Just reparametrize the curves before concatenating!

Take a smooth function $\rho:[0,1]\to[0,1]$ with $\rho(0)=0$ and $\rho(1)=1$ such that all derivatives at $0$ and $1$ vanish. For a construction of such a $\rho$ see here. For a smooth curve $\gamma :[0,1]\to M$ define $\tilde\gamma =\gamma\circ \rho$. If $\gamma_1$, $\gamma_2:[0,1]\to M$ are two smooth curves with $\gamma_1(1)=\gamma_2(0)$ define

$$\gamma_2*\gamma_1(t) = \begin{cases} \tilde\gamma_1(2t), & t\in[0,\frac 1 2] \\ \tilde\gamma_2(2t-1), & t\in[\frac 1 2,1] \\ \end{cases}$$

Then $\gamma_2*\gamma_1$ is smooth since at the critical point all derivatives from the left and from the right agree as they are all $0$ by the chain rule (see also this formula).

Now if you don't know it already here is a very usefull trick:

Suppose $P$ is a property which points in a connected topological space $X$ may or may not have. Define

$$A=\{x\in X: x\,\text{has property}\, P\}\,\,\,\,B=\{x\in X: x\,\text{does not have property}\, P\}\,$$

If $A$ and $B$ are open and $A$ is non-empty then all points in $X$ have property $P$.
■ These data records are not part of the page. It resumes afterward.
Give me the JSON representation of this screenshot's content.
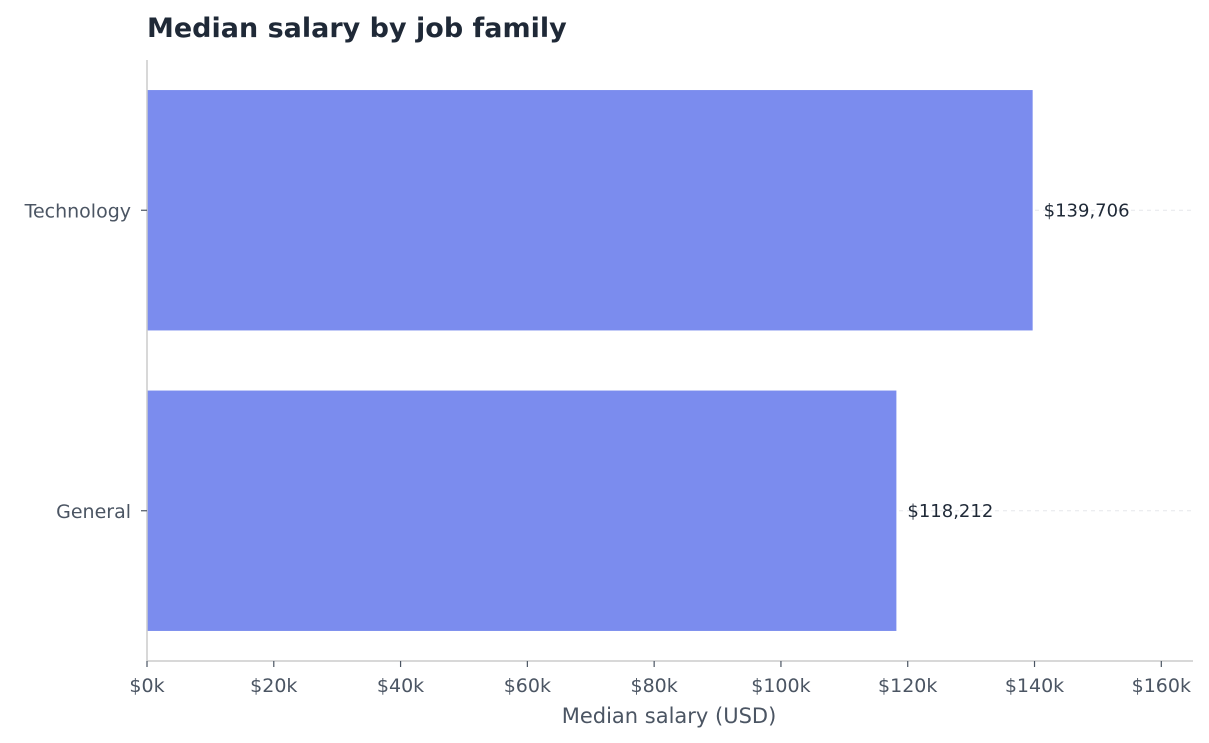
{
  "chart_data": {
    "type": "bar",
    "orientation": "horizontal",
    "title": "Median salary by job family",
    "xlabel": "Median salary (USD)",
    "ylabel": "",
    "categories": [
      "Technology",
      "General"
    ],
    "values": [
      139706,
      118212
    ],
    "data_labels": [
      "$139,706",
      "$118,212"
    ],
    "xlim": [
      0,
      165000
    ],
    "xticks": [
      0,
      20000,
      40000,
      60000,
      80000,
      100000,
      120000,
      140000,
      160000
    ],
    "xtick_labels": [
      "$0k",
      "$20k",
      "$40k",
      "$60k",
      "$80k",
      "$100k",
      "$120k",
      "$140k",
      "$160k"
    ],
    "grid": "horizontal dashed at category centers",
    "legend": "none",
    "bar_color": "#7b8cee"
  }
}
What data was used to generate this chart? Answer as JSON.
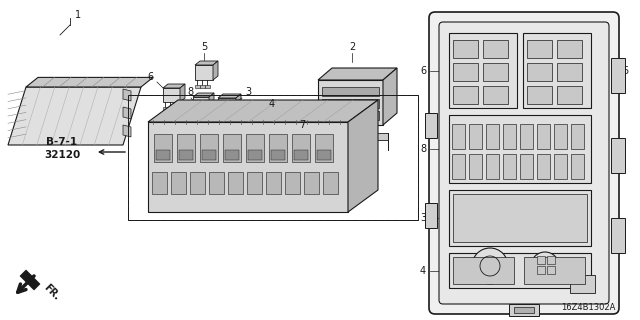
{
  "diagram_code": "16Z4B1302A",
  "background_color": "#ffffff",
  "line_color": "#1a1a1a",
  "figsize": [
    6.4,
    3.2
  ],
  "dpi": 100,
  "gray_fill": "#d8d8d8",
  "gray_mid": "#c0c0c0",
  "gray_light": "#e8e8e8"
}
In your case fix a point $p\in M$ and for points $q\in M$ define $P$ to be the property that there is a smooth curve joining $p$ and $q$.

Then $A$ is open since if $q\in A$ all points in a convex euclidean neighbourhood of $q$ can be smoothly joined two $q$ and so with the above concatenating process each point in this neigbourhood can be smoothly joined to $p$. For the same reason $B$ is open since if $q\in B$ then every point in a convex euclidean neighbourhood of $q$ cannot be smoothly joined to $p$ since else also $q$ could be smoothly joined to $p$. Now with the trick above all points can be smoothly joined to $p$.